Exercise 1 — Renal dose calculation:
A 65-year-old male, weight 70 kg, serum creatinine 3.2 mg/dL, requires gentamicin for a gram-negative urinary sepsis. Standard dose: 5 mg/kg/day.
(a) Calculate his CrCl using the Cockcroft-Gault formula.
(b) Given that the standard interval is 24-hourly, what dose adjustment would you make?
Expected answers:
(a) CrCl = (140−65) × 70 ÷ (72 × 3.2) = 75 × 70 ÷ 230.4 = 5250 ÷ 230.4 = 22.8 mL/min. (No ×0.85 as male.)
(b) CrCl ~23 mL/min = significant renal impairment. Options: (i) Reduce dose: 5 × 70 = 350 mg standard dose → reduce by approximately 50–60% for CrCl 20–30 mL/min → give approximately 130–140 mg once daily, with TDM to guide; or (ii) Maintain dose but extend interval (every 36–48 hours — calculate extended interval as standard interval × standard CrCl ÷ actual CrCl = 24 × 120 ÷ 23 ≈ 125 hours, which is excessive — therefore dose reduction is preferred for this severity of CKD). Practical approach: give a loading dose (5 mg/kg = 350 mg), then monitor TDM levels to determine the next dose and timing. Consult pharmacy.
Exercise 2 — TDM interpretation:
A patient on carbamazepine for epilepsy has a breakthrough seizure. Her carbamazepine level is drawn 2 hours after the morning dose and reported as 2.8 mg/L (therapeutic range 4–12 mg/L).

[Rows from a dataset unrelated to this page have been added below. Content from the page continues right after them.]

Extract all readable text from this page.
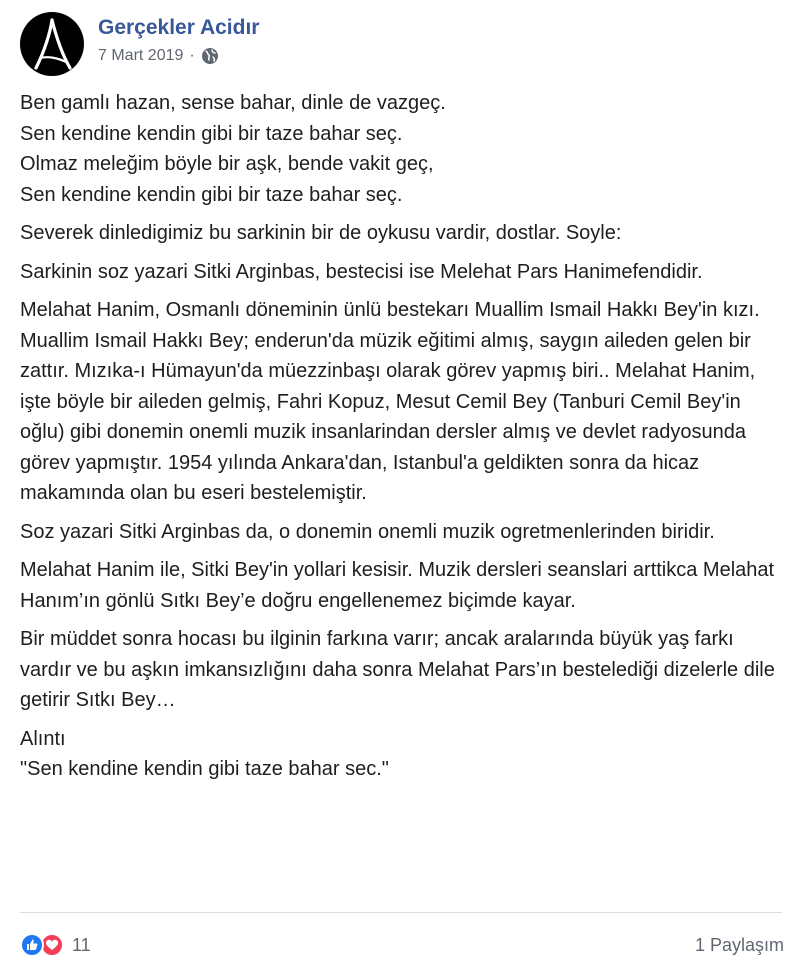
Gerçekler Acidır
7 Mart 2019 ·

Ben gamlı hazan, sense bahar, dinle de vazgeç.
Sen kendine kendin gibi bir taze bahar seç.
Olmaz meleğim böyle bir aşk, bende vakit geç,
Sen kendine kendin gibi bir taze bahar seç.

Severek dinledigimiz bu sarkinin bir de oykusu vardir, dostlar. Soyle:

Sarkinin soz yazari Sitki Arginbas, bestecisi ise Melehat Pars Hanimefendidir.

Melahat Hanim, Osmanlı döneminin ünlü bestekarı Muallim Ismail Hakkı Bey'in kızı. Muallim Ismail Hakkı Bey; enderun'da müzik eğitimi almış, saygın aileden gelen bir zattır. Mızıka-ı Hümayun'da müezzinbaşı olarak görev yapmış biri.. Melahat Hanim, işte böyle bir aileden gelmiş, Fahri Kopuz, Mesut Cemil Bey (Tanburi Cemil Bey'in oğlu) gibi donemin onemli muzik insanlarindan dersler almış ve devlet radyosunda görev yapmıştır. 1954 yılında Ankara'dan, Istanbul'a geldikten sonra da hicaz makamında olan bu eseri bestelemiştir.

Soz yazari Sitki Arginbas da, o donemin onemli muzik ogretmenlerinden biridir.

Melahat Hanim ile, Sitki Bey'in yollari kesisir. Muzik dersleri seanslari arttikca Melahat Hanım’ın gönlü Sıtkı Bey’e doğru engellenemez biçimde kayar.

Bir müddet sonra hocası bu ilginin farkına varır; ancak aralarında büyük yaş farkı vardır ve bu aşkın imkansızlığını daha sonra Melahat Pars’ın bestelediği dizelerle dile getirir Sıtkı Bey…

Alıntı
"Sen kendine kendin gibi taze bahar sec."

11	1 Paylaşım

(a) Is this level interpretable? (b) What is the likely issue with the sample timing? (c) What would you recommend?
Expected answers:
(a) The level is NOT reliably interpretable as an assessment of steady-state trough. (b) The sample was drawn as a peak-ish level (2 hours post-dose), not a trough — carbamazepine Tmax is approximately 4–8 hours for conventional tablets. A 2-hour post-dose level does not reflect trough or steady-state. (c) Redraw the level at trough (just before the next scheduled dose), document the time of last dose and sample time on the request form, and ensure the patient is at steady state. If the trough level is then confirmed low (<4 mg/L), a dose increase is appropriate.